The massive amount of data & information collected and the comparative analysis provided will again prove a must-read for anybody with an interest in the salmon farming industry & its ‘social licence to operate’, the seafood sustainability debate, and those thinking [& strongly encouraged] to adopt yearly (or ‘better’…) GRI-indexed Sustainability Reporting.
The companies assessed in the 2016 Salmon Industry benchmarking report are:
Aller Aqua, Alsaker Fjordbruk, AquaChile, Australis Seafoods, Bakkafrost, BioMar (Schouw & Co.), Blumar Seafoods, Bolaks, Bremnes Seashore, Camanchaca (Salmones), Cermaq (stand-alone), Cooke Aquaculture, Ellingsen Seafood, EWOS (Cargill Aqua Nutrition), Grieg Seafood, Huon Aquaculture, Invermar, Leroy Seafood, Los Fiordos, Marine Harvest Group, Marine Farms (GMT), Midt Norsk, MultiExports, New Zealand King Salmon, Nordlaks, Northern Harvest, Norway Royal Salmon, Nova Sea, Petuna, Polar Feed, Ridley Corp., Salmar, SalmoFeed, Salmones Antartica (Nissui), Salmones Austral, Salmones Aysen, Scottish Sea Farms, Sinkaberg-Hansen, Skretting (Nutreco), Tassal, The Scottish Salmon Company, Ventisqueros.

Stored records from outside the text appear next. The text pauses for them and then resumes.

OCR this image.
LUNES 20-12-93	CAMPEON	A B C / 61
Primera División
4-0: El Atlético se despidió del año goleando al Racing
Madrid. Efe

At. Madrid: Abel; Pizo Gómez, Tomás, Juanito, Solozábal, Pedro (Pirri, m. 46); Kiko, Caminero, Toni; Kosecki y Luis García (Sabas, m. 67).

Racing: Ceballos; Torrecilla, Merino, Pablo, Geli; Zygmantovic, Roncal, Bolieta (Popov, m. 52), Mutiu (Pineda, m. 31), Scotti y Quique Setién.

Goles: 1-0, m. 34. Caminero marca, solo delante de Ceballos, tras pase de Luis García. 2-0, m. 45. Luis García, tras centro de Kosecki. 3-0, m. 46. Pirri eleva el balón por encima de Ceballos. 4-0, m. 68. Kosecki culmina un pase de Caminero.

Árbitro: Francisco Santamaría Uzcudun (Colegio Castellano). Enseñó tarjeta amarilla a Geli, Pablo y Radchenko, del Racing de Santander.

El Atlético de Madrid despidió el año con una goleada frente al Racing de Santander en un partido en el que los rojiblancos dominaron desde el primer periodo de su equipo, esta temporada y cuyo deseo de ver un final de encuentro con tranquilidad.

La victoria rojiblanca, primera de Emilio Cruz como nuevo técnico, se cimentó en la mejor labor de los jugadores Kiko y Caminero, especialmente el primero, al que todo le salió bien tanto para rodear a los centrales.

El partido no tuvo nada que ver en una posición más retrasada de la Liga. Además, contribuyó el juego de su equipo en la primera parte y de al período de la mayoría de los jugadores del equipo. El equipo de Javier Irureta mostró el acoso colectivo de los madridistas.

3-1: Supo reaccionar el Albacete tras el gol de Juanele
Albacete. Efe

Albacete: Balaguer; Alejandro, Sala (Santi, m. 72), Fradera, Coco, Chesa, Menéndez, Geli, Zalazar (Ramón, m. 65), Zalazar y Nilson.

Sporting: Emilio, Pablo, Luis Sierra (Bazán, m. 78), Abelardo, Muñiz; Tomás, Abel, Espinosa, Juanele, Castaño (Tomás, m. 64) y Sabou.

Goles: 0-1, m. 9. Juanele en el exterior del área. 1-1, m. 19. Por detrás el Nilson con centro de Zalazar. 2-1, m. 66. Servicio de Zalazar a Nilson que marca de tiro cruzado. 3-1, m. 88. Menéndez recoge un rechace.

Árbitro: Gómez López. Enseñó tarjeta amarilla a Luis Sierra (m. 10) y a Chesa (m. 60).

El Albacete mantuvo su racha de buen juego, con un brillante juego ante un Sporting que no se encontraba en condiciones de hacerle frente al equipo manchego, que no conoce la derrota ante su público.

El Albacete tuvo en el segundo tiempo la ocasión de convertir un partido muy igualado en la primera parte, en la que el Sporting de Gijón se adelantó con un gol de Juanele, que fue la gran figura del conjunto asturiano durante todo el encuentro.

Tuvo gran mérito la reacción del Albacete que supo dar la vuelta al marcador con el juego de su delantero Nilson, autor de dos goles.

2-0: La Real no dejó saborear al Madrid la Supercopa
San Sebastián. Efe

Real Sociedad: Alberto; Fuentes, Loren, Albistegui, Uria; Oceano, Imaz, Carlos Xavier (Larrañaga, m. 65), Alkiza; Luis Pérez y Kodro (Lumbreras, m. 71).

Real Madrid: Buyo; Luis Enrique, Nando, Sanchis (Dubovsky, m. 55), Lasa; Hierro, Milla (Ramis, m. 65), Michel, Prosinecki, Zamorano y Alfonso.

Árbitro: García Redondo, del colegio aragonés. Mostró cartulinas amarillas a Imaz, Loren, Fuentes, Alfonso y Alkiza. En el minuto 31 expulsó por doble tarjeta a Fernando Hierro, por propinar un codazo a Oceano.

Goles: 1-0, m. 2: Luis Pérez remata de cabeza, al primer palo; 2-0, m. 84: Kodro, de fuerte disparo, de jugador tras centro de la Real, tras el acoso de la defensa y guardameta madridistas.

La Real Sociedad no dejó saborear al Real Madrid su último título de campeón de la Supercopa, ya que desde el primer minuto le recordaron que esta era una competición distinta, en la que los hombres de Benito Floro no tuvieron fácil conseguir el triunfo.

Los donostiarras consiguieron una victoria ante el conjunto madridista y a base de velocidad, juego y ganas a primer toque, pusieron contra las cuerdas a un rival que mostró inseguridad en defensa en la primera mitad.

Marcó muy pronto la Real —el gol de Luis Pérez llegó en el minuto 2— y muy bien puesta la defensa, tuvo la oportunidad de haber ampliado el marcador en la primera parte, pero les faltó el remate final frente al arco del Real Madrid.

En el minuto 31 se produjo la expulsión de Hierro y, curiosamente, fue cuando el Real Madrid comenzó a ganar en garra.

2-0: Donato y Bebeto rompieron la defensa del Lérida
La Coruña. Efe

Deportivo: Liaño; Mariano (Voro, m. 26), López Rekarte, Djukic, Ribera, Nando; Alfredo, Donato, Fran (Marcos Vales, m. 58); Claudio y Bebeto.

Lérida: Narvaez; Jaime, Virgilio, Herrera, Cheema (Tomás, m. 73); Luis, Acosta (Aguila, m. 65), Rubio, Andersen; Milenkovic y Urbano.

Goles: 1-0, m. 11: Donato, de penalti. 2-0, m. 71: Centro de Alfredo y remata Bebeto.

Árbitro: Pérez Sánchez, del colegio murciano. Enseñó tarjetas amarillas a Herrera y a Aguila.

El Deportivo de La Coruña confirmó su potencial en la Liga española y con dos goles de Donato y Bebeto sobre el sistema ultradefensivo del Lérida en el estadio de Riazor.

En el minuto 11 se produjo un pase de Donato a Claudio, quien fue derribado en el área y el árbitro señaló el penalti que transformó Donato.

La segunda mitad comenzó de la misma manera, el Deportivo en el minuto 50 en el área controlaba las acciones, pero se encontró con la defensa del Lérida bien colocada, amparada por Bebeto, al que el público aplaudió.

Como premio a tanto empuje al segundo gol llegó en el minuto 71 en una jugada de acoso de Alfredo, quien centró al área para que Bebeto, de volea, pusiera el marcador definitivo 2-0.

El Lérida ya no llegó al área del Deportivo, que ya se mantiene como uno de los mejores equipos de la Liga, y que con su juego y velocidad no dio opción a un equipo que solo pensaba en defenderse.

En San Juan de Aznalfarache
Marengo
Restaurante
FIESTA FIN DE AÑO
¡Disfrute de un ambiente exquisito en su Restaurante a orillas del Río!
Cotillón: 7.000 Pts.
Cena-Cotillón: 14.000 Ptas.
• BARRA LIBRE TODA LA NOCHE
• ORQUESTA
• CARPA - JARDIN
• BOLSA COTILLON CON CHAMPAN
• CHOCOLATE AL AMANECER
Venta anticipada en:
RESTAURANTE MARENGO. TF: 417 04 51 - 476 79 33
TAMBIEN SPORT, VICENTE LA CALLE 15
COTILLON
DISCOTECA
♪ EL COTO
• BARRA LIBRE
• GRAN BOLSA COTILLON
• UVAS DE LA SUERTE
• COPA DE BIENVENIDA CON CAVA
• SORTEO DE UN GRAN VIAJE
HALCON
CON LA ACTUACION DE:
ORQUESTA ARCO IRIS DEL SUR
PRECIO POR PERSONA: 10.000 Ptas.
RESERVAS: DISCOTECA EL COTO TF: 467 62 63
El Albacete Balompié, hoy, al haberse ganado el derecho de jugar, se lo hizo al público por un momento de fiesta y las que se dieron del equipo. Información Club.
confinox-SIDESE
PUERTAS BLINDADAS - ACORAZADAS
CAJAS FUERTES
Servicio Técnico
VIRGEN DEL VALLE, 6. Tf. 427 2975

The regional & international salmon farming representative organisations benchmarked include:
- Sjomat Norge (the Norwegian Seafood Federation, formerly known as FHL),
- The Scottish Salmon Producers Organisation (SSPO)
- The British Columbia Salmon Farmers’ Association (BCSFA)
- The Atlantic Canada Fish Farmers Association (ACFFA)
- The Canadian Aquaculture Industry Alliance (CAIA)
- The Tasmanian Salmonid Growers Association (TSGA)
- The New Zealand Salmon Farmers Association Inc. (NZSFA)/ Aquaculture New Zealand
- The Newfoundland Aquaculture Industry Association (NAIA)
- The Irish Salmon Growers Association / IFA Aquaculture
- The Faroe Fish Farmers Association (FFFA)
- The Iceland Aquaculture Association (IAA)
- The Maine Aquaculture Association (MAA, USA)
- The Washington Fish Growers’ Association (WFGA)
- The International Salmon Farmers Association (ISFA)
- The Global Salmon Initiative (GSI).